Created attachment 87484 [details] Traces and source code as per update
I am the originator of this problem. I originally submitted it to the IBM Linux Technology Center in October, sorry that they did not pass on the strace file that I gave them. I include a gzip including: - the strace showing the opens and ioctls that I described (the device is /dev/sna_trace) right at the end - the messages file showing the printk messages that I added to prove that the ioctl commands ended up in our open function - a part of the user space code that issues the open and ioctls (see line 236 of svmtdaem.c and following) - a part of the driver that expects the open and ioctls (see lines 1188 and 818 of svmtrcdd.c). It is not possible to send the full code, CS/Linux is a very large product comprising some 12500 files with kernel drivers in excess of 2.5M bytes). Richard Hilditch SNAP-IX Group Data Connection Ltd.
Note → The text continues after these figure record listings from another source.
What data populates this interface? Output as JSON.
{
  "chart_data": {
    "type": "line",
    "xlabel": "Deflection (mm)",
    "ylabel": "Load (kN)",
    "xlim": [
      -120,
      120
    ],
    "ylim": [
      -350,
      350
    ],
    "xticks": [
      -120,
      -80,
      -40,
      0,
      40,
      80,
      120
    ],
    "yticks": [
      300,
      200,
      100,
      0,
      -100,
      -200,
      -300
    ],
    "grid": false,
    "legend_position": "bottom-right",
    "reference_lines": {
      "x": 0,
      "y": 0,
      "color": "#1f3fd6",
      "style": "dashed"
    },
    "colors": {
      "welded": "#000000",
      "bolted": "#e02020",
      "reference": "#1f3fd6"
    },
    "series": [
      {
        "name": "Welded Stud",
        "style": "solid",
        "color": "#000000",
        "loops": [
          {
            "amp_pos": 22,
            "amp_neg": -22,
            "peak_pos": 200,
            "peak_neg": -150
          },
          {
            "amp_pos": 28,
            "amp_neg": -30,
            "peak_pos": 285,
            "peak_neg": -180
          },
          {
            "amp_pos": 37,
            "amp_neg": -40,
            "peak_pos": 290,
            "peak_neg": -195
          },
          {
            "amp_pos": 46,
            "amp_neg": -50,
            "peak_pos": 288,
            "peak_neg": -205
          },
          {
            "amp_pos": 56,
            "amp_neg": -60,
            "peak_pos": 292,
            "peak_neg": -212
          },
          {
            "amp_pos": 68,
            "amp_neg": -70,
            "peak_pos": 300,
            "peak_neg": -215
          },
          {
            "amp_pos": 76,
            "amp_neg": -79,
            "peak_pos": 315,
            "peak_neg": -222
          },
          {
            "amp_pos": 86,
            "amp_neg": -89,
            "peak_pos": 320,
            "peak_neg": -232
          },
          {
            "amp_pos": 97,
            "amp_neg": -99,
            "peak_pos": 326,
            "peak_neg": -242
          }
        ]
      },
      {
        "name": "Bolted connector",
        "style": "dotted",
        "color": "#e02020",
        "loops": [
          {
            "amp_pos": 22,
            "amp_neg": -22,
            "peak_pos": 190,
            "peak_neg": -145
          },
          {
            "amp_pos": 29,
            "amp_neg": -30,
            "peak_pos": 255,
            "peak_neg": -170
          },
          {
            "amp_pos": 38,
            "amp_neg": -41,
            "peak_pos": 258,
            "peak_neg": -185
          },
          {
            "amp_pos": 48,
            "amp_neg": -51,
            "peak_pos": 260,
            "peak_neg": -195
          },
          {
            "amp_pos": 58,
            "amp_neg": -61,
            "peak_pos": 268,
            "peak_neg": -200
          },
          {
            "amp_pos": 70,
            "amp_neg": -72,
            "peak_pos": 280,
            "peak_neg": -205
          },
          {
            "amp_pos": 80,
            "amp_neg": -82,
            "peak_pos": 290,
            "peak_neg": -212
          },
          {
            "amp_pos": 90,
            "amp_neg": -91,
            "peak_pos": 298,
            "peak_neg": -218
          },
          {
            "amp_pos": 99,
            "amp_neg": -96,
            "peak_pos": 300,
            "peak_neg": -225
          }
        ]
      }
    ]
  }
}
Tel: +44 20 8366 1177 Mail: richard Fax: +44 20 8367 8501 Web: http://www.dataconnection.com
I guess it would be enough if you send a pointer to the location of that code (i.e. website, ftp site, sourceforge project page, cvs repository)
LiS is not supported
LiS is not being used when these calls fail. The Kernel is not passing the CS/linux ioctls to its own trace device driver correctly. The problem has nothing to do with LiS. Jeff L Smith Comm. Server Development IBM
Can you reinvestigate this since LiS is not being used at the time of call failure. Reopening for your response. Thanks.
Raising priority as this is very important to the Comm Server development team.
Adding comments from Comm Serv development ------- Additional Comment #20 From Paul Landay(landay.com) 2003-01-13 07:24 ------- The problem occurs with the RHAS2.1 2.4.9-e.9 kernels: http://rhn.redhat.com/errata/RHSA-2002-227.html We have not tried the 2.4.9-e.10 kernels yet. ------- Additional Comment #21 From Paul Landay(landay.com) 2003-01-13 09:34 ------- I've now tried the 2.4.9-e.10 kernels and it still happens with that kernel also.
Cancelling bug as problem is determined not to be in Linux code.